Der König von Mallorca feiert seinen 75. Geburtstag zu Hause in Dülmen, alleine mit seiner Frau Ramona. Statt Hits wie „Ein Bett im Kornfeld“ für seine Fans zu schmettern, sitzen die beiden seit vier Wochen alleine zu hause im Münsterland und sehen in den Nachrichten die leergefegte Strandpromenade vom Ballermann: „Unfassbar!“. Seinen Humor hat Jürgen Drews, getreu des Mottos „Scheiß egal, die Party geht weiter“, anscheinend nicht verloren. „Unfassbar“ ist nämlich auch der Titel seines neuesten Hits, der seit heute als Geburtstagsgeschenk für seine Fans auf YouTube abrufbar ist.

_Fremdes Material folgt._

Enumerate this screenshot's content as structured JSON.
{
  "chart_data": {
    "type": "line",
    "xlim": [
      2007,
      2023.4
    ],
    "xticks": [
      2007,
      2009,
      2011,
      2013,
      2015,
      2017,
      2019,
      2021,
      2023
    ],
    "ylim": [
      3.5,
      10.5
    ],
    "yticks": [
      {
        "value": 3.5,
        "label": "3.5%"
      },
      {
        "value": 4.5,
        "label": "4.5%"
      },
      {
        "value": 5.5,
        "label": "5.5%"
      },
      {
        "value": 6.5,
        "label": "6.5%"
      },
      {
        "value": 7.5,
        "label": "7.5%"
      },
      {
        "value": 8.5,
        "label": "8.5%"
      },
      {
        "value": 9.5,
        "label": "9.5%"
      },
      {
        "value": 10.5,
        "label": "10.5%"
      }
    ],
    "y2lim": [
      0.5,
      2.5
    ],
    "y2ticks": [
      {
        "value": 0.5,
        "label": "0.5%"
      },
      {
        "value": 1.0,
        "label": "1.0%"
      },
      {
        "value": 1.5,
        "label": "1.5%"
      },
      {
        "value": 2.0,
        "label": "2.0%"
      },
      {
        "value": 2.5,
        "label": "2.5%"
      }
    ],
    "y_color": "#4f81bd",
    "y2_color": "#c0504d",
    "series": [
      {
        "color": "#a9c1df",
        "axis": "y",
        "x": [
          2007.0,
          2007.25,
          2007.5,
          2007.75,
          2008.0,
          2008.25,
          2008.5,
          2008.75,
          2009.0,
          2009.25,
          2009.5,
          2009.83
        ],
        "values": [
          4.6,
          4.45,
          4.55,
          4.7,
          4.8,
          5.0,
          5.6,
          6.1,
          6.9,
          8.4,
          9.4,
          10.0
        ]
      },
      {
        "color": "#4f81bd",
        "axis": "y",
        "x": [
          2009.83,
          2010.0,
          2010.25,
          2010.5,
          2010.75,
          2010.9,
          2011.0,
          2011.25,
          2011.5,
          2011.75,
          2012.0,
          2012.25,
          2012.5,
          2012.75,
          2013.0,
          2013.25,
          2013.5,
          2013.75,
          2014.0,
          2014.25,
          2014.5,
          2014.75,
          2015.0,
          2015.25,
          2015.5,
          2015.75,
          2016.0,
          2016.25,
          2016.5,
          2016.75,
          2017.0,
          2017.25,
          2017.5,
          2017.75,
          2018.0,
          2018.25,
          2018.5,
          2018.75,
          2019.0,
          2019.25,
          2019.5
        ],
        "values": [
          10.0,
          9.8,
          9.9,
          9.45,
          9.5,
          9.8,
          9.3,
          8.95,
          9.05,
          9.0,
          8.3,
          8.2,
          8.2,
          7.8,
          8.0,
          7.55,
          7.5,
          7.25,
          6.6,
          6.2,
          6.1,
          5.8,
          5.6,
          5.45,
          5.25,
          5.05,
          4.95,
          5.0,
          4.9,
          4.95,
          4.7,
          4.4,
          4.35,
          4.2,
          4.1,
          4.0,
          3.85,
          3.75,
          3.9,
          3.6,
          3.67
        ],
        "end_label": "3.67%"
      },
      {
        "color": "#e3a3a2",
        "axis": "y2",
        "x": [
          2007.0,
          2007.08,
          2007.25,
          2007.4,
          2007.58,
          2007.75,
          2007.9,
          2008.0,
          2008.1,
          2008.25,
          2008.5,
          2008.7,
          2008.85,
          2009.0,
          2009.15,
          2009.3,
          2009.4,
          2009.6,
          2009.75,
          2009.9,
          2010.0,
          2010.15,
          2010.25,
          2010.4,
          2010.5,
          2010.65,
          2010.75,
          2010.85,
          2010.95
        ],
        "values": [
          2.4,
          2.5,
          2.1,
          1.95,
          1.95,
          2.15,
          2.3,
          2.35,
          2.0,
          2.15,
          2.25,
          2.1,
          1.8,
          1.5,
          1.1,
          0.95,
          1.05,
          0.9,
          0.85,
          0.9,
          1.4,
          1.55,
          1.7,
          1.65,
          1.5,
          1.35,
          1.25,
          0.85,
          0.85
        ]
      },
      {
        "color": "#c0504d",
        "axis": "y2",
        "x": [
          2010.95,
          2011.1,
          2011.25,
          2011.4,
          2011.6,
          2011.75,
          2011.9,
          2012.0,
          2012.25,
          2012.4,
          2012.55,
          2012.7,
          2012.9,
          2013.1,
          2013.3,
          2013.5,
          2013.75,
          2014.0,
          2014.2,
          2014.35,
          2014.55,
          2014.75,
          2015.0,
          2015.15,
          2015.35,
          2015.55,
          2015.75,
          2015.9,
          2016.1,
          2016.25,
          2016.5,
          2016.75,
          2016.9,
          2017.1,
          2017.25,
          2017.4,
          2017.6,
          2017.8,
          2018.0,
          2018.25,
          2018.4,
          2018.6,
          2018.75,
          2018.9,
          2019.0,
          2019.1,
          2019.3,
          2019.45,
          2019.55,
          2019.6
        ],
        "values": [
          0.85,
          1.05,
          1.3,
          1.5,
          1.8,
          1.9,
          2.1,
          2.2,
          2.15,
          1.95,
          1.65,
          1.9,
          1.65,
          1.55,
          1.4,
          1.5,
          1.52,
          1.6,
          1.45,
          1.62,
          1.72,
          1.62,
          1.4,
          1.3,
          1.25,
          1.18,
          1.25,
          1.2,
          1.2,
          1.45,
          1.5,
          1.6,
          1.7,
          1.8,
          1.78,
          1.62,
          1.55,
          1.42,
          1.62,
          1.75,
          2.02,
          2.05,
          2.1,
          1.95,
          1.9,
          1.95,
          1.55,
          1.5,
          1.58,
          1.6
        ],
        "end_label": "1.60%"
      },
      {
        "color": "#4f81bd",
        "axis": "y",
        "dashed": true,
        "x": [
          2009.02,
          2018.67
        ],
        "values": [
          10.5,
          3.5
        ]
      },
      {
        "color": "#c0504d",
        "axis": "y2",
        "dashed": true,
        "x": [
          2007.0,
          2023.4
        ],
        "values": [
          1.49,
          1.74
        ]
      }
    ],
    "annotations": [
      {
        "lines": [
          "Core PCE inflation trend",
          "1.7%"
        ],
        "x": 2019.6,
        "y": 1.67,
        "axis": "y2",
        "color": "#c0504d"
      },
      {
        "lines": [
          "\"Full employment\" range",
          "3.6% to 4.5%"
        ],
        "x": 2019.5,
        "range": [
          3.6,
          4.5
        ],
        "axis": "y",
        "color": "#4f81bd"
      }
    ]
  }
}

Wir freuen uns mit dem Schlager-König, gratulieren herzlich und bringen anlässlich seines 75. Geburtstag ein Interview, das Herausgeber Julien Backhaus mit ihm 2017 führte.
Der ewig junggebliebene Jürgen Drews spricht über Erfolgsstrategien und den Umgang mit Geld.
Herr Drews, kaum jemand ist so lange so erfolgreich in der Schlagerbranche wie Sie. Mit über 70 haben Sie jetzt noch ein neues Album herausgebracht. Wo ist denn Ihr Jungbrunnen?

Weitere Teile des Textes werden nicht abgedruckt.